The meeting noted that external public debt to GDP has reduced from 21.4 percent in FY 2013 to 20.8 percent while net domestic debt increased from 38.8 percent in FY 2013 to 40.5 percent in FY 2016. As of July-March 2017, the net public debt stood at 59.3 percent below the threshold of 60 percent as prescribed in FRDL Act.
The Minister informed that Government is adhering to the Medium Term Debt Management Strategy to make public debt portfolio more sustainable. The government is focusing on extending the average time to maturity of domestic debt. The debt sustainability indicators of domestic and external debt have improved compared to FY 2013.
The meeting was informed that the current account deficit widened to $10.64 billion due to fall in exports and remittances during July-May 2017. The decline in exports is more due to exogenous factors as the decline in exports was also witnessed in other regional countries. The meeting noted that negative effects of exports are bottoming out as during the outgoing fiscal year six months have witnessed positive YOY growth with highest in June 2017 at 16 percent.
The Minister expressed the need for necessary measure to address the widening current account deficit. He said, the government has already initiated a number of measures for exports enhancement. There is no load shedding for the industrial sector. The tariffs have been slashed. He stressed to look into the competitiveness aspect and stressed upon a multi-pronged approach at federal, provincial and local level.
The Governor SBP informed that monetary expansion during FY 2017 remained aligned with the overall improvements in macroeconomic indicators with substantial contribution stemming from pick-up in private sector credit. In fact, the private sector credit flows posted their highest level since 1999. The credit to private sector recorded strong growth of 18.7 percent (Rs.633.2 billion) during July-23 June FY 2017, compared to 9.5% in the comparable period of FY 2016. Prudent monetary policy and lower budgetary borrowing from commercial banks have helped the private sector credit boom.

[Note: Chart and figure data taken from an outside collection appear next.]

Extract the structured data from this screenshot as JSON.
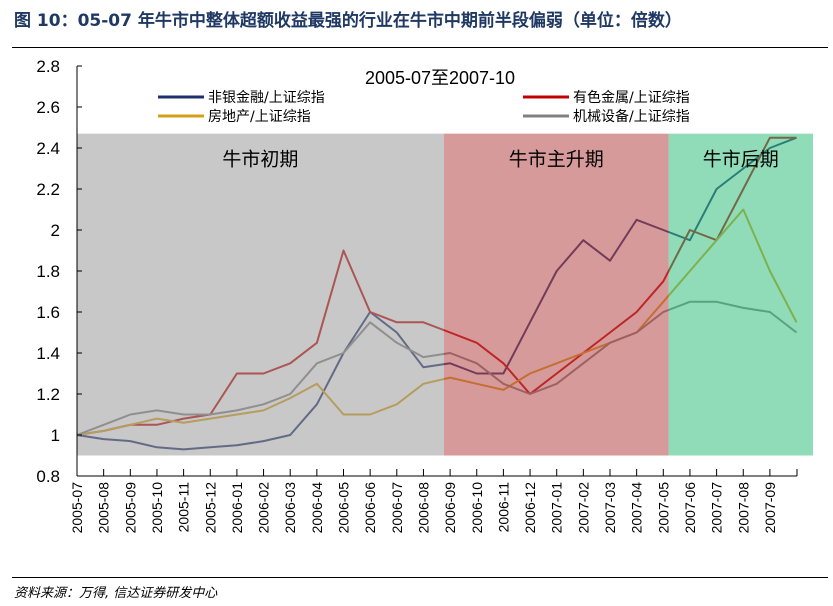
{
  "figure": {
    "title": "图 10：05-07 年牛市中整体超额收益最强的行业在牛市中期前半段偏弱（单位：倍数）",
    "source": "资料来源：万得, 信达证券研发中心"
  },
  "chart_data": {
    "type": "line",
    "title": "2005-07至2007-10",
    "xlabel": "",
    "ylabel": "",
    "ylim": [
      0.8,
      2.8
    ],
    "yticks": [
      "0.8",
      "1",
      "1.2",
      "1.4",
      "1.6",
      "1.8",
      "2",
      "2.2",
      "2.4",
      "2.6",
      "2.8"
    ],
    "xticks": [
      "2005-07",
      "2005-08",
      "2005-09",
      "2005-10",
      "2005-11",
      "2005-12",
      "2006-01",
      "2006-02",
      "2006-03",
      "2006-04",
      "2006-05",
      "2006-06",
      "2006-07",
      "2006-08",
      "2006-09",
      "2006-10",
      "2006-11",
      "2006-12",
      "2007-01",
      "2007-02",
      "2007-03",
      "2007-04",
      "2007-05",
      "2007-06",
      "2007-07",
      "2007-08",
      "2007-09"
    ],
    "grid": false,
    "legend": "top",
    "x": [
      "2005-07",
      "2005-08",
      "2005-09",
      "2005-10",
      "2005-11",
      "2005-12",
      "2006-01",
      "2006-02",
      "2006-03",
      "2006-04",
      "2006-05",
      "2006-06",
      "2006-07",
      "2006-08",
      "2006-09",
      "2006-10",
      "2006-11",
      "2006-12",
      "2007-01",
      "2007-02",
      "2007-03",
      "2007-04",
      "2007-05",
      "2007-06",
      "2007-07",
      "2007-08",
      "2007-09",
      "2007-10"
    ],
    "series": [
      {
        "name": "非银金融/上证综指",
        "color": "#1f2f6e",
        "values": [
          1.0,
          0.98,
          0.97,
          0.94,
          0.93,
          0.94,
          0.95,
          0.97,
          1.0,
          1.15,
          1.4,
          1.6,
          1.5,
          1.33,
          1.35,
          1.3,
          1.3,
          1.55,
          1.8,
          1.95,
          1.85,
          2.05,
          2.0,
          1.95,
          2.2,
          2.3,
          2.4,
          2.45
        ]
      },
      {
        "name": "有色金属/上证综指",
        "color": "#c00000",
        "values": [
          1.0,
          1.02,
          1.05,
          1.05,
          1.08,
          1.1,
          1.3,
          1.3,
          1.35,
          1.45,
          1.9,
          1.6,
          1.55,
          1.55,
          1.5,
          1.45,
          1.35,
          1.2,
          1.3,
          1.4,
          1.5,
          1.6,
          1.75,
          2.0,
          1.95,
          2.2,
          2.45,
          2.45
        ]
      },
      {
        "name": "房地产/上证综指",
        "color": "#d4a017",
        "values": [
          1.0,
          1.02,
          1.05,
          1.08,
          1.06,
          1.08,
          1.1,
          1.12,
          1.18,
          1.25,
          1.1,
          1.1,
          1.15,
          1.25,
          1.28,
          1.25,
          1.22,
          1.3,
          1.35,
          1.4,
          1.45,
          1.5,
          1.65,
          1.8,
          1.95,
          2.1,
          1.8,
          1.55
        ]
      },
      {
        "name": "机械设备/上证综指",
        "color": "#808080",
        "values": [
          1.0,
          1.05,
          1.1,
          1.12,
          1.1,
          1.1,
          1.12,
          1.15,
          1.2,
          1.35,
          1.4,
          1.55,
          1.45,
          1.38,
          1.4,
          1.35,
          1.25,
          1.2,
          1.25,
          1.35,
          1.45,
          1.5,
          1.6,
          1.65,
          1.65,
          1.62,
          1.6,
          1.5
        ]
      }
    ],
    "regions": [
      {
        "label": "牛市初期",
        "start": "2005-07-01",
        "end": "2006-08-24",
        "color": "#9b9b9b",
        "ymin": 0.9,
        "ymax": 2.47
      },
      {
        "label": "牛市主升期",
        "start": "2006-08-24",
        "end": "2007-05-07",
        "color": "#b64747",
        "ymin": 0.9,
        "ymax": 2.47
      },
      {
        "label": "牛市后期",
        "start": "2007-05-07",
        "end": "2007-10-20",
        "color": "#35c07e",
        "ymin": 0.9,
        "ymax": 2.47
      }
    ]
  }
}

Overall, there has been a broad-based increase in credit demand, especially from fixed investment, during FY 2017 with impetus coming from: textile, manufacturing, commerce & trade, electricity, gas & water supply, food and beverages, coke and refined petroleum, chemicals, cement, construction.

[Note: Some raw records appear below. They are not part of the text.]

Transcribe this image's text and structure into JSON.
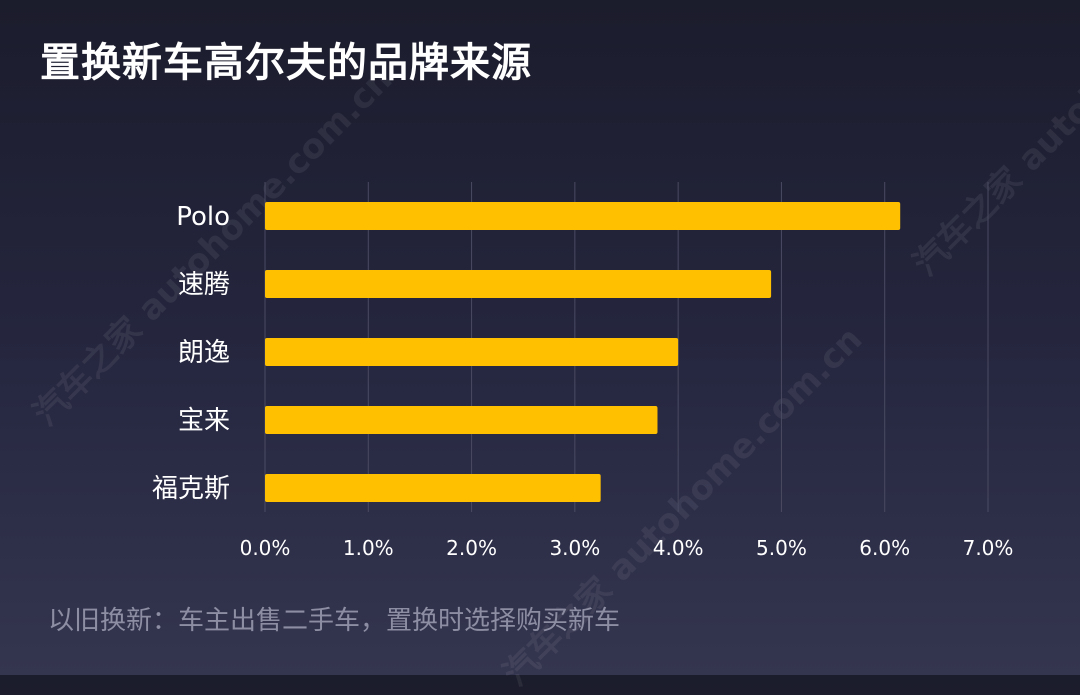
{
  "title": "置换新车高尔夫的品牌来源",
  "note": "以旧换新：车主出售二手车，置换时选择购买新车",
  "watermark": "汽车之家 autohome.com.cn",
  "colors": {
    "bar": "#ffc000",
    "grid": "#4a4b63",
    "axis_text": "#ffffff"
  },
  "chart_data": {
    "type": "bar",
    "orientation": "horizontal",
    "categories": [
      "Polo",
      "速腾",
      "朗逸",
      "宝来",
      "福克斯"
    ],
    "values": [
      6.15,
      4.9,
      4.0,
      3.8,
      3.25
    ],
    "unit": "%",
    "xlim": [
      0,
      7
    ],
    "xticks": [
      "0.0%",
      "1.0%",
      "2.0%",
      "3.0%",
      "4.0%",
      "5.0%",
      "6.0%",
      "7.0%"
    ],
    "grid": true,
    "legend": "none"
  }
}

Reserve money growth decelerated to 22.5 percent during 01 Jul-23 June FY 2017 as against a growth of 27.1 percent in corresponding period of last year. During 01 Jul-23 June FY 2017, CIC stood at Rs.576.26 billion compared with an increase of Rs.703.65 billion in the corresponding period of FY2016. Total deposits with banks have improved by 12%. However, the current account deficit increased to over 3% of GDP and policy interventions need to be taken to address this challenge.
The Minister for Finance decided to establish an inter-ministerial committee comprising members from Ministry of Finance, Commerce, SBP and PIDE on tariff rationalization so that tariff policy be aligned with trade policy leading to improvement in balance of trade. The Committee will submit its recommendations within four weeks time.

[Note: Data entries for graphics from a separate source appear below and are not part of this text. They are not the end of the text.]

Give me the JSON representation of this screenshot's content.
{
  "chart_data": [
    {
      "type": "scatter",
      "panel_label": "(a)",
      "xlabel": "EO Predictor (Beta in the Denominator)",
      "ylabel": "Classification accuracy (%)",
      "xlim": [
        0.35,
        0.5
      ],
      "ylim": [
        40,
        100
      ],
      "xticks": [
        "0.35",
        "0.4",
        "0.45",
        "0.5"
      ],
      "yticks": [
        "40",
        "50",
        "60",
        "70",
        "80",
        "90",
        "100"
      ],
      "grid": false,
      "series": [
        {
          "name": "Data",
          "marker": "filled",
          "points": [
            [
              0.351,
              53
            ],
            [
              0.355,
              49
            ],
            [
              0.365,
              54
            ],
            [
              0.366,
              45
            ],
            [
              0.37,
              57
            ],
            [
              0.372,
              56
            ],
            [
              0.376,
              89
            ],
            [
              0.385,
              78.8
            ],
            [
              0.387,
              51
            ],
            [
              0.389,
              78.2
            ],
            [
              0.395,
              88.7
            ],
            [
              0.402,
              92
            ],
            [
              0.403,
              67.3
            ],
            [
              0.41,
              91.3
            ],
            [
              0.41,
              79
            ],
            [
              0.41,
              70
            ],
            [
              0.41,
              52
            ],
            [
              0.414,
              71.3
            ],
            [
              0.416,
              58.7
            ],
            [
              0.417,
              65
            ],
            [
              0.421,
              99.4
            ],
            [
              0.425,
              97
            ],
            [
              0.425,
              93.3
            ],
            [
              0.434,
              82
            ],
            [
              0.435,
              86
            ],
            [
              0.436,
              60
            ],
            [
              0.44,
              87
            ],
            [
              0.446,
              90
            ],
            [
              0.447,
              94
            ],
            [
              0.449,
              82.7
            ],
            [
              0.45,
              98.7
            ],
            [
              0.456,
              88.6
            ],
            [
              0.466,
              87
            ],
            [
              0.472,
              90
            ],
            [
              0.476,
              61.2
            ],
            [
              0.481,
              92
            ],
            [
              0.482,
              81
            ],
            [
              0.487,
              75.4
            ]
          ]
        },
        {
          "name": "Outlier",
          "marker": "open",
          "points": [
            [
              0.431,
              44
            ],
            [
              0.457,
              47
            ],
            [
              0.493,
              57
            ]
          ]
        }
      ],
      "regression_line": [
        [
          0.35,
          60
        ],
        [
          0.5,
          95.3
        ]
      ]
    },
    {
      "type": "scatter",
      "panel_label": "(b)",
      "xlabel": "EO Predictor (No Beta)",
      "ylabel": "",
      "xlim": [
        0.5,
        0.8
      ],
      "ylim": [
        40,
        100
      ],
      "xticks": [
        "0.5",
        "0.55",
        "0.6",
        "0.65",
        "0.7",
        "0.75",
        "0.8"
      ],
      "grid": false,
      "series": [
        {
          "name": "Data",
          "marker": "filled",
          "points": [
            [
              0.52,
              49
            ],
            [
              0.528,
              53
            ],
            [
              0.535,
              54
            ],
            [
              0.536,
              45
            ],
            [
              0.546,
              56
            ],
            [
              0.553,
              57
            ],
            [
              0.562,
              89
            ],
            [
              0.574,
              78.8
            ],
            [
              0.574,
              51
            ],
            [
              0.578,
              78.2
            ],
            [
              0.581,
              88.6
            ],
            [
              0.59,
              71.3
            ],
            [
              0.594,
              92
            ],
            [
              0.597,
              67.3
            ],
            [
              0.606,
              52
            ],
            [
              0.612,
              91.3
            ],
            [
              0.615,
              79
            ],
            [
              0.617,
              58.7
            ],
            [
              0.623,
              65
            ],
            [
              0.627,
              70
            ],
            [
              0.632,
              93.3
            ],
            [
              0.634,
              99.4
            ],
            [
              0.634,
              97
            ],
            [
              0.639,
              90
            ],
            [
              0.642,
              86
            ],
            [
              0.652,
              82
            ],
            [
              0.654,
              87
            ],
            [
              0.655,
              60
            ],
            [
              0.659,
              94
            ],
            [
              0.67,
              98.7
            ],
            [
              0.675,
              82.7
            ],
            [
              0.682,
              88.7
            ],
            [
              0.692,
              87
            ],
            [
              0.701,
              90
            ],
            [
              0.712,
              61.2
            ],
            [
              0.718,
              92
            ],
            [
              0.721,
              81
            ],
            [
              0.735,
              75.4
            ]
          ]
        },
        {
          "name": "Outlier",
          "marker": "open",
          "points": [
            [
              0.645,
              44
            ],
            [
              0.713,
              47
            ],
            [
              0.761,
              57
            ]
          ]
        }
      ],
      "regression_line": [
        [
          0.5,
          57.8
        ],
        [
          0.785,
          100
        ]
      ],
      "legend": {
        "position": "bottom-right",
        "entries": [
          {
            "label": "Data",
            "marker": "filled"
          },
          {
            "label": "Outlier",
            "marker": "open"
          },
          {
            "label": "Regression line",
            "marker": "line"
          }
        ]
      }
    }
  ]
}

The Ministry of Commerce informed that trade deficit widened to 32.3 percent compared to last year. Exports have continued to decline at a subdued rate of 1.63 percent and while imports increased by 18.7 percent. Pakistan’s exports have increased to EU countries where it is enjoying GSP plus unilateral concessions. The negative effects of the exports are bottoming out, and it is expected that exports will improve in coming months. In this regard the Minister for Finance stated that to help export proceeds, duty-drawback claims would be honored and assured that claims will be cleared alongwith sales tax refunds, at the earliest.
The Minister thanked the members and suggested that the next meeting be called in August 2017 to review the inter- ministerial committee report on tariff rationalization.